The issue is whether under the rule of Alvarez v. District Court, 186 Colo. 37, 525 P.2d 1131 (1972), which indisputably was the law applicable, it was prejudicial error to instruct the jury that the defendants could be convicted of felony murder “even if one or more of the defendants did not actually commit the act that caused said death.”2 Contrary to the law laid down in Alvarez, that instruction told the jury that the defendants could be guilty of murder even if the victim accidentally shot himself.
*249Surely in this factual setting a jury properly instructed under the then-existing law might have had reasonable doubt whether one of the defendants fired the gun or the victim accidentally shot himself. Might not the jurors have wondered why a robber would shoot his victim in the legl Why he would not “finish him off’ so as to leave no witnesses? At least there was a legitimate fact issue who caused the death. Fair trial standards at least required submitting this issue to the jury under proper instructions.
As pointed out by Mr. Justice Lee, the prejudicial effect of this erroneous jury instruction was compounded by the prosecutor’s overzealous argument that this instruction required the jury to “convict the three scum,” regardless of who caused the death. While it is understandable that prosecutors, in the heat of argument, may injudiciously imply that some defendants are “beyond the pale” of the law’s protection, we have a duty to apply the same law to all. No defendant is entitled to a perfect trial, but all are entitled to a fair trial. We cannot except from the guarantee of fair trial even the most loathsome, lest we erode this ultimate bulwark of all our liberties.

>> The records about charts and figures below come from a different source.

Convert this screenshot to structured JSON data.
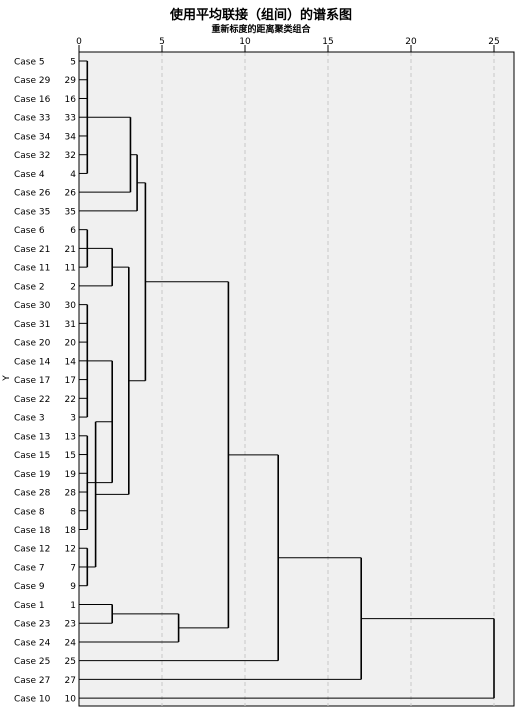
{
  "chart_data": {
    "type": "dendrogram",
    "title": "使用平均联接（组间）的谱系图",
    "subtitle": "重新标度的距离聚类组合",
    "ylabel": "Y",
    "xlim": [
      0,
      25
    ],
    "xticks": [
      0,
      5,
      10,
      15,
      20,
      25
    ],
    "grid": "vertical-dashed",
    "leaves": [
      {
        "label": "Case 5",
        "num": "5"
      },
      {
        "label": "Case 29",
        "num": "29"
      },
      {
        "label": "Case 16",
        "num": "16"
      },
      {
        "label": "Case 33",
        "num": "33"
      },
      {
        "label": "Case 34",
        "num": "34"
      },
      {
        "label": "Case 32",
        "num": "32"
      },
      {
        "label": "Case 4",
        "num": "4"
      },
      {
        "label": "Case 26",
        "num": "26"
      },
      {
        "label": "Case 35",
        "num": "35"
      },
      {
        "label": "Case 6",
        "num": "6"
      },
      {
        "label": "Case 21",
        "num": "21"
      },
      {
        "label": "Case 11",
        "num": "11"
      },
      {
        "label": "Case 2",
        "num": "2"
      },
      {
        "label": "Case 30",
        "num": "30"
      },
      {
        "label": "Case 31",
        "num": "31"
      },
      {
        "label": "Case 20",
        "num": "20"
      },
      {
        "label": "Case 14",
        "num": "14"
      },
      {
        "label": "Case 17",
        "num": "17"
      },
      {
        "label": "Case 22",
        "num": "22"
      },
      {
        "label": "Case 3",
        "num": "3"
      },
      {
        "label": "Case 13",
        "num": "13"
      },
      {
        "label": "Case 15",
        "num": "15"
      },
      {
        "label": "Case 19",
        "num": "19"
      },
      {
        "label": "Case 28",
        "num": "28"
      },
      {
        "label": "Case 8",
        "num": "8"
      },
      {
        "label": "Case 18",
        "num": "18"
      },
      {
        "label": "Case 12",
        "num": "12"
      },
      {
        "label": "Case 7",
        "num": "7"
      },
      {
        "label": "Case 9",
        "num": "9"
      },
      {
        "label": "Case 1",
        "num": "1"
      },
      {
        "label": "Case 23",
        "num": "23"
      },
      {
        "label": "Case 24",
        "num": "24"
      },
      {
        "label": "Case 25",
        "num": "25"
      },
      {
        "label": "Case 27",
        "num": "27"
      },
      {
        "label": "Case 10",
        "num": "10"
      }
    ],
    "merges": [
      {
        "members": [
          0,
          1,
          2,
          3,
          4,
          5,
          6
        ],
        "distance": 0.5
      },
      {
        "members": [
          "m0",
          7
        ],
        "distance": 3.1
      },
      {
        "members": [
          8,
          "m1"
        ],
        "distance": 3.5
      },
      {
        "members": [
          9,
          10,
          11
        ],
        "distance": 0.5
      },
      {
        "members": [
          "m3",
          12
        ],
        "distance": 2.0
      },
      {
        "members": [
          13,
          14,
          15,
          16,
          17,
          18,
          19
        ],
        "distance": 0.5
      },
      {
        "members": [
          20,
          21,
          22,
          23,
          24,
          25
        ],
        "distance": 0.5
      },
      {
        "members": [
          "m5",
          "m6"
        ],
        "distance": 2.0
      },
      {
        "members": [
          26,
          27,
          28
        ],
        "distance": 0.5
      },
      {
        "members": [
          "m7",
          "m8"
        ],
        "distance": 1.0
      },
      {
        "members": [
          "m4",
          "m9"
        ],
        "distance": 3.0
      },
      {
        "members": [
          "m2",
          "m10"
        ],
        "distance": 4.0
      },
      {
        "members": [
          29,
          30
        ],
        "distance": 2.0
      },
      {
        "members": [
          "m12",
          31
        ],
        "distance": 6.0
      },
      {
        "members": [
          "m11",
          "m13"
        ],
        "distance": 9.0
      },
      {
        "members": [
          "m14",
          32
        ],
        "distance": 12.0
      },
      {
        "members": [
          "m15",
          33
        ],
        "distance": 17.0
      },
      {
        "members": [
          "m16",
          34
        ],
        "distance": 25.0
      }
    ]
  }
}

In a scene from the play A Man for All Seasons, Sir Thomas More, then Lord Chancellor of England, is berated by his zealously religious son-in-law, Roper, for not causing the arrest of one Rich who is obviously a “bad” man. More responds that he would let Rich go, “if he was the Devil himself, until he broke the law!”
“ROPER: So now you’d give the Devil benefit of law!
“MORE: Yes, what would you do? Cut a great road through the law to get after the Devil?
“ROPER: I’d cut down every law in England to do that!
“MORE: (Roused and excited) Oh? (Advances on Roper) And when the last law was down, and the Devil turned around on you — where would you hide, Roper, the laws all being flat? This country’s planted thick with laws from coast to coast — man’s laws, not God’s — and if you cut them down — and you’re just the man to do it — d’you really think you could stand upright in the winds that would blow then? Yes, I’d give the Devil benefit of law, for my own safety’s sake.”3
The rule of law that all are entitled to a fair trial requires a new trial on the felony murder charges for all three defendants. Valentine and Hopper received a fair trial on the aggravated robbery charges and I join in affirming those convictions.

Instruction 16.

 R. Bolt, A Man for All Seasons 66 (Random House, 1962).